Verse 6. And the Lord passed by before him - Fixed views of God are reserved for the future state; the best we have in this world are transient. And proclaimed the name of the Lord - By which he would make himself known. He had made himself known to Moses in the glory of his self-existence, and self-sufficiency, when he proclaimed that name, I am that I am; now he makes himself known in the glory of his grace and goodness, and all- sufficiency to us. The proclaiming of it notes the universal extent of God's mercy; he is not only good to Israel, but good to all. The God with whom we have to do is a great God. He is Jehovah, the Lord, that hath his being of himself, and is the fountain of all being; Jehovah-El, the Lord, the strong God, a God of almighty power himself, and the original of all power. This is prefixed before the display of his mercy, to teach us to think and to speak even of God's goodness with a holy awe, and to encourage us to depend upon these mercies. He is a good God. His greatness and goodness illustrate each other. That his greatness may not make us afraid, we are told how good he is; and that we may not presume upon his goodness, we are told how great he is. Many words are here heaped up to acquaint us with, and convince us of God's goodness.

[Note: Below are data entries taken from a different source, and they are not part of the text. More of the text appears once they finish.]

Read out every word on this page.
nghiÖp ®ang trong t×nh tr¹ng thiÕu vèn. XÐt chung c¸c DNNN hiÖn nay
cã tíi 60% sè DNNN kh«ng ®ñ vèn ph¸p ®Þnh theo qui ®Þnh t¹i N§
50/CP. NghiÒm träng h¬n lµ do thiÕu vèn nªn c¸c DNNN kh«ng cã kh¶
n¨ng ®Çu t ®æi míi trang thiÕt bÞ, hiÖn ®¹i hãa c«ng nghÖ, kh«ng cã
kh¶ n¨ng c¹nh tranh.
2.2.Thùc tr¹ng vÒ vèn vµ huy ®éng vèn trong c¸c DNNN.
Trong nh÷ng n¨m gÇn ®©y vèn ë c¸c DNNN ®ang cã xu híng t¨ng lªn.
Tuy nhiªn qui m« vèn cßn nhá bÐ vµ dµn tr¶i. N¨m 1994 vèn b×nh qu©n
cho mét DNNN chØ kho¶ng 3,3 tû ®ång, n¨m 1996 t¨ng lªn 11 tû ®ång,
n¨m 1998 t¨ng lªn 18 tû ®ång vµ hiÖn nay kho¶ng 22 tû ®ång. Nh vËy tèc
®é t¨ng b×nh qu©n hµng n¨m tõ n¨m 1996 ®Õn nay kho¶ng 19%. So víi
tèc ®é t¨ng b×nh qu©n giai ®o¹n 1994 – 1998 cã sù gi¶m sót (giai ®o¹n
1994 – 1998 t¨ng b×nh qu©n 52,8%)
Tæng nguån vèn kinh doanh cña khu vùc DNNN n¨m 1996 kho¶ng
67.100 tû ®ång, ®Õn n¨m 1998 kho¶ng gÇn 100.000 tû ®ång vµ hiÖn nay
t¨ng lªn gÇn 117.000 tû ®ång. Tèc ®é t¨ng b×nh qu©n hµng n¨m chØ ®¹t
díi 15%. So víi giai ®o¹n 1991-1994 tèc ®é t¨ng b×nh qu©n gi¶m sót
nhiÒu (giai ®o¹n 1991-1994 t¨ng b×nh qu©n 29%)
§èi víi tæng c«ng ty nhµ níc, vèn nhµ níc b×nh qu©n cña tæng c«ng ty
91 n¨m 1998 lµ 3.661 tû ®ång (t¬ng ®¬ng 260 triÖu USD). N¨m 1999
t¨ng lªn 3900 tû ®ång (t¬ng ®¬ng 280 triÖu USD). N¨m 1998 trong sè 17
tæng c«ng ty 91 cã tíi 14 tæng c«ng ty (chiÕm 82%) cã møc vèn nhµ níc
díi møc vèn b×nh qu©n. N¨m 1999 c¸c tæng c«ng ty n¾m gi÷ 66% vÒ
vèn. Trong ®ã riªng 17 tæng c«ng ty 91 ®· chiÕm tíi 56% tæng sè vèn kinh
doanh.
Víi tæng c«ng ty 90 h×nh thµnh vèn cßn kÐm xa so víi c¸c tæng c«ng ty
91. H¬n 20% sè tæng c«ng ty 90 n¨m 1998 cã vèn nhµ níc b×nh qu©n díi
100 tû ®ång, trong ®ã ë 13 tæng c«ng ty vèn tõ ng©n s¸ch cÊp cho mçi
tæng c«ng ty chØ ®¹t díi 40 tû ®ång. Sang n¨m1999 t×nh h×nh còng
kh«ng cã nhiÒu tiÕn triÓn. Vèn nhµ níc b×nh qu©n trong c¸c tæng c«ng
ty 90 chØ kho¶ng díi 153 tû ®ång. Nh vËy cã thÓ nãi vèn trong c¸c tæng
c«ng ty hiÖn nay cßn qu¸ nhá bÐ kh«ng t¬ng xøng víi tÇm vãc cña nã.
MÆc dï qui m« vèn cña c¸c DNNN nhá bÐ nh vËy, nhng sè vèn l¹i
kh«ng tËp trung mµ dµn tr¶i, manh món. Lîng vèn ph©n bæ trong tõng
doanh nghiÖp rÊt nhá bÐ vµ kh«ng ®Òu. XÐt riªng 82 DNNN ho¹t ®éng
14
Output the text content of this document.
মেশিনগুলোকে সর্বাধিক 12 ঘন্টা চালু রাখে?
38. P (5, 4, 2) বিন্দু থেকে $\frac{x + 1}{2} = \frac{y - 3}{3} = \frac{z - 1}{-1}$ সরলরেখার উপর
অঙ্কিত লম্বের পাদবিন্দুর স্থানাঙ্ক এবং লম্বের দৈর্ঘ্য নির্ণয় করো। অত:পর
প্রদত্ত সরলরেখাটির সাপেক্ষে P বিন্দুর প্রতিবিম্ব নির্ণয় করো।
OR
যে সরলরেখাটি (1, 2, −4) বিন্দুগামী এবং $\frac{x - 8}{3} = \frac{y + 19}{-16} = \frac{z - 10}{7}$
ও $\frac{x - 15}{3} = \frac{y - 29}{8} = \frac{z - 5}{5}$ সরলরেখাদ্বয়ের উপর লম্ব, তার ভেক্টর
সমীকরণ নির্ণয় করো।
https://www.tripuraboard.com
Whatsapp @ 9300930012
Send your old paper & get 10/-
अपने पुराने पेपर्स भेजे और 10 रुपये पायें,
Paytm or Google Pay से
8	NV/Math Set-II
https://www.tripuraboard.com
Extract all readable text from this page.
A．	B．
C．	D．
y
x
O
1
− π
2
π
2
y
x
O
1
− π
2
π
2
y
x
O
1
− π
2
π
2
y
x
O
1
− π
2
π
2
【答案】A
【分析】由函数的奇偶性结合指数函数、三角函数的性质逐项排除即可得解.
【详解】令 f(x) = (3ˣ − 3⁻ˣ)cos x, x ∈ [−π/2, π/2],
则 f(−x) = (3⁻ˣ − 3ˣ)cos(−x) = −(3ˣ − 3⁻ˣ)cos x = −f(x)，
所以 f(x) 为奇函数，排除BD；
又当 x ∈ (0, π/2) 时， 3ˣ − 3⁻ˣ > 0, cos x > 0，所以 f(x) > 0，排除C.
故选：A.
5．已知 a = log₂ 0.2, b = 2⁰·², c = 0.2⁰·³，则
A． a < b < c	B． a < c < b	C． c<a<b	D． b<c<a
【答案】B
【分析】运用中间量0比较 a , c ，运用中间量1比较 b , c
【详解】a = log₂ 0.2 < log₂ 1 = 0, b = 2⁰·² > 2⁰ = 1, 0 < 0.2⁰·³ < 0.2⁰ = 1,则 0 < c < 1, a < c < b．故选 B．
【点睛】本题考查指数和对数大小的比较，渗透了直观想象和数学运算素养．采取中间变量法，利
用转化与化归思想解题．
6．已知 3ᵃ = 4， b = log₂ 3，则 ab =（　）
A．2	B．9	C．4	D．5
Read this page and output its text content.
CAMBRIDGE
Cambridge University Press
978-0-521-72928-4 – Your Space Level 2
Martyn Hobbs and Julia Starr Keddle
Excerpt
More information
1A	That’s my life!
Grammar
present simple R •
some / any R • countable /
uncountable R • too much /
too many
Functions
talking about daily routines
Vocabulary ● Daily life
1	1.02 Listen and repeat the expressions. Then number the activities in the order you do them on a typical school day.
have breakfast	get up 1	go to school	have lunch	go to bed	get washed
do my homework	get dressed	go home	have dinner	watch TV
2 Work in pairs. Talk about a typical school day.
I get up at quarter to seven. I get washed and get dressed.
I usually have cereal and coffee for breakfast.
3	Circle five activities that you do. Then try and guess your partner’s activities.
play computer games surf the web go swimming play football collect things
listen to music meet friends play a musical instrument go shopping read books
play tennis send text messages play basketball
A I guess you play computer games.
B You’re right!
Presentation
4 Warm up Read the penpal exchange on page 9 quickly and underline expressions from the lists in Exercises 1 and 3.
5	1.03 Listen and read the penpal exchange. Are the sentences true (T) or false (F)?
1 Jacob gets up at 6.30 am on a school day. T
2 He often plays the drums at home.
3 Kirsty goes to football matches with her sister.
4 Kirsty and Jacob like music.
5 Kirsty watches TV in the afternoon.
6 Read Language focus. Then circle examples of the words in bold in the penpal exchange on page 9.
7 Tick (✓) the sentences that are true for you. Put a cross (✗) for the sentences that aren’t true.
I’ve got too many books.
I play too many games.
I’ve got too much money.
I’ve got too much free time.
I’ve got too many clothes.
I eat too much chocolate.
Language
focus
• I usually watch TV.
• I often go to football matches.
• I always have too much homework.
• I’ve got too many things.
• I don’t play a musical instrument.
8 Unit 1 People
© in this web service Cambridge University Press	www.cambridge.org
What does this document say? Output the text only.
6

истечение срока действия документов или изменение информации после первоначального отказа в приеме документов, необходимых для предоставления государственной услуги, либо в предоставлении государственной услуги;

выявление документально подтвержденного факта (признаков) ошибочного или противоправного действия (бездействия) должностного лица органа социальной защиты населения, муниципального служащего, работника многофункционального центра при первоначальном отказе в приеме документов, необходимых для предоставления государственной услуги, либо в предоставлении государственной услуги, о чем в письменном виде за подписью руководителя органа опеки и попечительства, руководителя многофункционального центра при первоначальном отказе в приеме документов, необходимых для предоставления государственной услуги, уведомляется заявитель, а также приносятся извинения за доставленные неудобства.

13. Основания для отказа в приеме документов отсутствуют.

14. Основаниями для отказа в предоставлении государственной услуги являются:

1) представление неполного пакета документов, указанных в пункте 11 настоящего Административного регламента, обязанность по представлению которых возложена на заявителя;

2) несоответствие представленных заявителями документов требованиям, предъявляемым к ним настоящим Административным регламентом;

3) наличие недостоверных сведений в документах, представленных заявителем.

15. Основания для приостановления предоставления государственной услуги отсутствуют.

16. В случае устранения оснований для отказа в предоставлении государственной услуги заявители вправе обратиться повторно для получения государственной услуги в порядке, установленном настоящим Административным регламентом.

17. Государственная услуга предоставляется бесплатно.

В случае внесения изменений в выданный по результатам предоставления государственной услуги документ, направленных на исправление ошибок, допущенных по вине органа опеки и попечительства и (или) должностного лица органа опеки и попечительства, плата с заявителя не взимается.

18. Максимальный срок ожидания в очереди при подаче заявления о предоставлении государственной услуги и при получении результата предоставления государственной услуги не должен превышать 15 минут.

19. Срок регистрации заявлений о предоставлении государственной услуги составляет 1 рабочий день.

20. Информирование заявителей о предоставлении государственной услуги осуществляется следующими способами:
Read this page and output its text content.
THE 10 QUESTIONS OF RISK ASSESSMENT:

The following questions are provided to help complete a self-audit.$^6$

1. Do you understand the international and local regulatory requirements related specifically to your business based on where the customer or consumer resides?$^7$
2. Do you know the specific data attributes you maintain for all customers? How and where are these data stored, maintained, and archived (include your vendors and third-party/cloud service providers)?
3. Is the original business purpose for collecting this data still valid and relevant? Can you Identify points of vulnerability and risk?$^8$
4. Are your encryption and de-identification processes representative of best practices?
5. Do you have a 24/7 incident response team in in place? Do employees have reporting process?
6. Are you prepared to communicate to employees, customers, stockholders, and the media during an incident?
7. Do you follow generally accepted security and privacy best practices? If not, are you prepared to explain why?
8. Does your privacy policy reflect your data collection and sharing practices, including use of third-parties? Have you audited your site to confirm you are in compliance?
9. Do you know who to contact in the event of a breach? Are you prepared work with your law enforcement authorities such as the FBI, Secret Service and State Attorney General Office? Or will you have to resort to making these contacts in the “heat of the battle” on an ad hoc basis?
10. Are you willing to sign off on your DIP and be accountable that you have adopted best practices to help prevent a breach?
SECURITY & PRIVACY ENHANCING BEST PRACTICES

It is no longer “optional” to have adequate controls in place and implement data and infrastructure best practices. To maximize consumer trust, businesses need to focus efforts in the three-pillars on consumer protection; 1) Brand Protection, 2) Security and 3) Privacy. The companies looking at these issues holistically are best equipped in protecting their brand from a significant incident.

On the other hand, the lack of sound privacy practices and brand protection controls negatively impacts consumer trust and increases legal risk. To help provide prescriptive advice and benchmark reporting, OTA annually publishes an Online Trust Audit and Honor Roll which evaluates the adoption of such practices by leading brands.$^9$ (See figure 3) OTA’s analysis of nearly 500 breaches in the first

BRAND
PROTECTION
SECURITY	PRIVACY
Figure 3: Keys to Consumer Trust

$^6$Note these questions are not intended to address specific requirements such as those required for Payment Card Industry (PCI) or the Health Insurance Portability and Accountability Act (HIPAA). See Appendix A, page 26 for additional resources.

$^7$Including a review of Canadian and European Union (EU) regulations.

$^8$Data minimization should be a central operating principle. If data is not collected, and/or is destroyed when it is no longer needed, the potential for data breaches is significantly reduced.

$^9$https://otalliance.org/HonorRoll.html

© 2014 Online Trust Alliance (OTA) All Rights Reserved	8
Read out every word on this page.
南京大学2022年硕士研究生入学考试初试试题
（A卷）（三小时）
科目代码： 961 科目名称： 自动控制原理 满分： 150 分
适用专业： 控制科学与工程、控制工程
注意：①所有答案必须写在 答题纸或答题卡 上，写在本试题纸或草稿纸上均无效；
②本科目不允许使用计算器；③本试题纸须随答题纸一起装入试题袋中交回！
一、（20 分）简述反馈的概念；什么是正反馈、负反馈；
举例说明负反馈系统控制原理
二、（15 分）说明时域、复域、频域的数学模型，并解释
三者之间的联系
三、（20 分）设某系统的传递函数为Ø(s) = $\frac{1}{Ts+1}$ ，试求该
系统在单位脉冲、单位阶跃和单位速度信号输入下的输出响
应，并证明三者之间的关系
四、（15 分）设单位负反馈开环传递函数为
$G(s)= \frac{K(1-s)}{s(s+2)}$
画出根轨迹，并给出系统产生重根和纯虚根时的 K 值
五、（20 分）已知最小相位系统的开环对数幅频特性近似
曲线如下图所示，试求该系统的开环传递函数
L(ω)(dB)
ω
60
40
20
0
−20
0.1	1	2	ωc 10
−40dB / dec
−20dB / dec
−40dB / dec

1st, He is merciful, This speaks his pity, and tender companion, like that of a father to his children. This is put first, because it is the first wheel in all the instances of God's goodwill to fallen man. 2ndly, He is gracious. This speaks both freeness, and kindness: it speaks him not only to have a compassion to his creatures, but a complacency in them, and in doing good to them; and this of his own goodwill, not for the sake of any thing in them. 3rdly, He is long-suffering. This is a branch of God's goodness which our wickedness gives occasion for. He is long-suffering, that is, he is slow to anger, and delays the executions of his justice, he waits to be gracious, and lengthens out the offers of his mercy. 4thly, He is abundant in goodness and truth. This speaks plentiful goodness; it abounds above our deserts, above our conception. The springs of mercy are always full, the streams of mercy always flowing; there is mercy enough in God, enough for all, enough for each, enough for ever. It speaks promised goodness, goodness and truth put together, goodness engaged by promise.
5thly, He keepeth mercy for thousands. This speaks,
1. Mercy extended to thousands of persons. When he gives to some, still he keeps for others, and is never exhausted:
2. Mercy entailed upon thousands of generations, even to those upon whom the ends of the world are come; nay, the line of it is drawn parallel with that of eternity itself.